Je vous rappelle les paroles du président de la République : "on ne peut pas continuer la fiction qui consiste à penser que 192 pays et leurs représentants peuvent négocier un texte. C'est fou, on n'y arrivera jamais. Ou alors, on va se retrouver chaque fois comme on s'est retrouvé à Copenhague, avec un texte qui ressemblait à un volapuk, qui n'était pas un texte, qui n'était qu'une parenthèse. A part les remerciements du début et les saluts de la fin, rien ne faisait l'objet d'un accord (...). Il faut dès maintenant mettre en place un groupe plus restreint et multiplier les réunions de ce groupe pour préparer un texte que l'on mettra sur la table à Bonn comme étape et qu'on adoptera à Cancun".
3/ Nous devons également avancer sur le front des financements.
Je pense, tout d'abord, au financement rapide ("fast start") en faveur des pays les plus vulnérables, les pays les moins avancés, les petits Etats insulaires en développement et l'Afrique, pour un montant de 10 milliards d'euros par an sur trois ans, auquel l'Europe contribuera à hauteur de 2,4 milliards d'euros par an.

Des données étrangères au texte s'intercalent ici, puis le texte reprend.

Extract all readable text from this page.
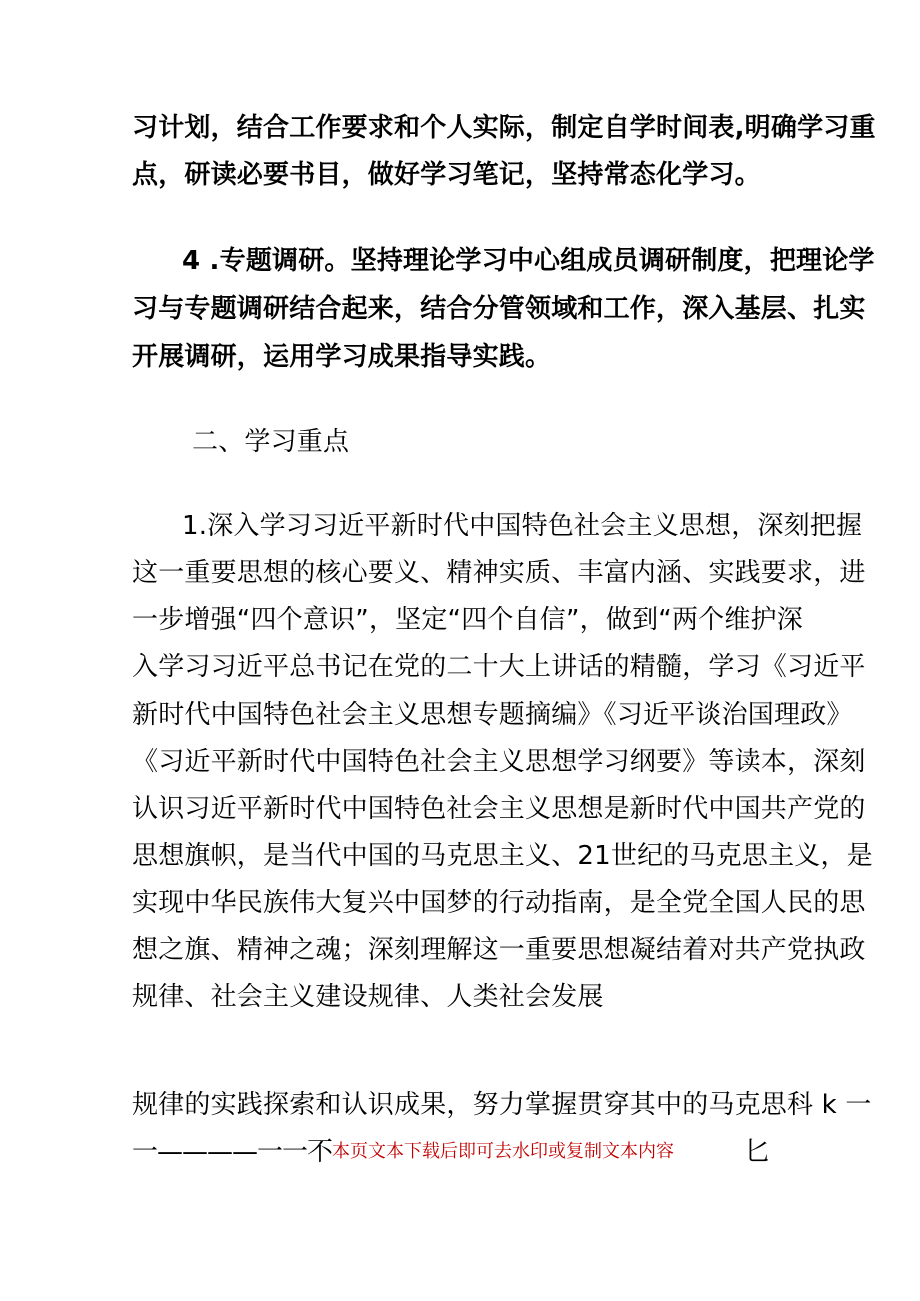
习计划，结合工作要求和个人实际，制定自学时间表,明确学习重
点，研读必要书目，做好学习笔记，坚持常态化学习。
4 .专题调研。坚持理论学习中心组成员调研制度，把理论学
习与专题调研结合起来，结合分管领域和工作，深入基层、扎实
开展调研，运用学习成果指导实践。
二、学习重点
1.深入学习习近平新时代中国特色社会主义思想，深刻把握
这一重要思想的核心要义、精神实质、丰富内涵、实践要求，进
一步增强“四个意识”，坚定“四个自信”，做到“两个维护深
入学习习近平总书记在党的二十大上讲话的精髓，学习《习近平
新时代中国特色社会主义思想专题摘编》《习近平谈治国理政》
《习近平新时代中国特色社会主义思想学习纲要》等读本，深刻
认识习近平新时代中国特色社会主义思想是新时代中国共产党的
思想旗帜，是当代中国的马克思主义、21世纪的马克思主义，是
实现中华民族伟大复兴中国梦的行动指南，是全党全国人民的思
想之旗、精神之魂；深刻理解这一重要思想凝结着对共产党执政
规律、社会主义建设规律、人类社会发展
规律的实践探索和认识成果，努力掌握贯穿其中的马克思科 k 一
一————一一不本页文本下载后即可去水印或复制文本内容	匕
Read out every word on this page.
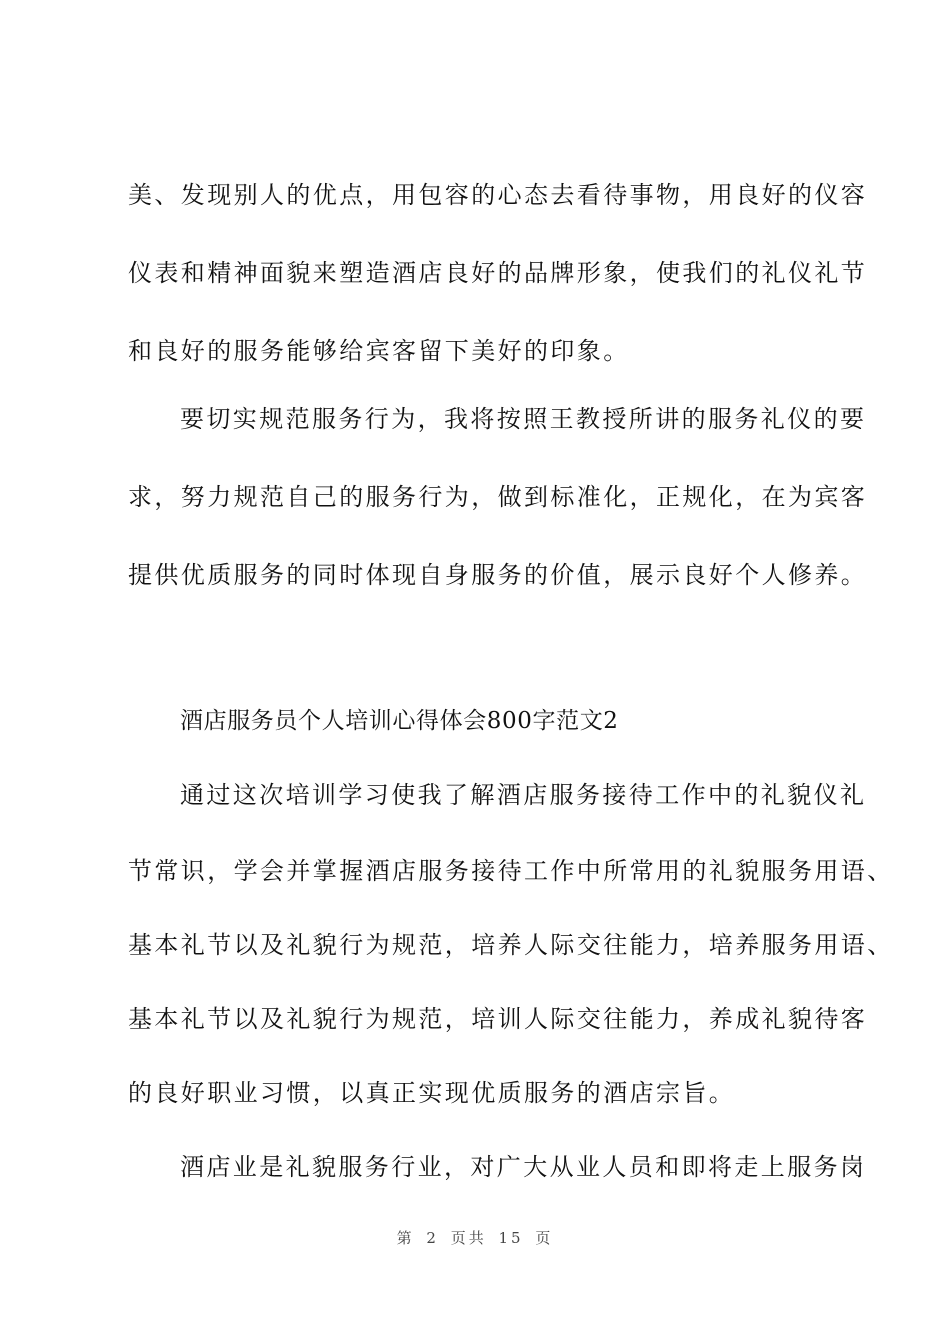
美、发现别人的优点，用包容的心态去看待事物，用良好的仪容
仪表和精神面貌来塑造酒店良好的品牌形象，使我们的礼仪礼节
和良好的服务能够给宾客留下美好的印象。
要切实规范服务行为，我将按照王教授所讲的服务礼仪的要
求，努力规范自己的服务行为，做到标准化，正规化，在为宾客
提供优质服务的同时体现自身服务的价值，展示良好个人修养。
酒店服务员个人培训心得体会800字范文2
通过这次培训学习使我了解酒店服务接待工作中的礼貌仪礼
节常识，学会并掌握酒店服务接待工作中所常用的礼貌服务用语、
基本礼节以及礼貌行为规范，培养人际交往能力，培养服务用语、
基本礼节以及礼貌行为规范，培训人际交往能力，养成礼貌待客
的良好职业习惯，以真正实现优质服务的酒店宗旨。
酒店业是礼貌服务行业，对广大从业人员和即将走上服务岗
第 2 页共 15 页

Je rappelle à ce sujet que le président de la République, dans la conclusion de la grande Conférence internationale sur les bassins forestiers qui s'est tenue à Paris le 11 mars, a bien précisé que la France avait proposé que 20 % de ces 10 milliards d'euros annuels soient consacrés aux grands bassins forestiers. L'objectif de la France, c'est de réduire la déforestation de 25 % d'ici 2015, de 50 % d'ici 2020, et d'y mettre un terme en 2030.
Le deuxième chantier, c'est le financement à plus long terme des pays en développement pour les aider à lutter contre le changement climatique ; l'Accord de Copenhague mentionne le chiffre de 100 milliards d'euros par an d'ici 2020. Il faudra impérativement recourir aux financements innovants pour dégager les ressources nécessaires et, là encore, le président de la République a été très clair : "nous prendrons avec d'autres des initiatives au G20 - et la France présidera le G20 en novembre 2011 - pour que soit adoptée une taxe sur les transactions financières. C'est une question de crédibilité pour chacun d'entre nous".
Nous devons maintenir la pression pour que les pays acceptent des engagements qui permettent d'atteindre effectivement l'objectif de 2°C. Ceci implique de mettre en place des mécanismes de vérification efficaces. Nous demeurons convaincus, dans ce contexte, de la nécessité d'une Organisation mondiale de l'environnement, qui serait chargée d'assurer la mise en oeuvre, le contrôle et le fonctionnement des accords post-2012.
4/ Enfin, l'Europe, si elle veut se faire respecter sur la scène internationale, doit mettre en place un mécanisme d'inclusion carbone (MIC). Le risque de "fuites de carbone" demeure ; et il n'existe pas, à ce stade, de régime de contrôle des engagements. Les leçons de Copenhague ont porté : la vertu et l'exemplarité ne suffisent pas. Nous attendons donc que soient dûment mises en oeuvre les dispositions du "paquet climat/énergie" sur ce point, et nous souhaitons convaincre nos partenaires les plus réticents de l'importance de mettre simultanément sur la table de négociation, en sus de nos engagements (parfois parmi les plus contraignants au monde), des instruments de dissuasion. Nous invitons donc la Commission à présenter d'ici le 30 juin 2010 un rapport incluant des "propositions appropriées" sur la question des secteurs vulnérables au risque de fuite, incluant la possibilité d'un MIC.
Mesdames et Messieurs les Sénateurs,
Je vous remercie de votre attention.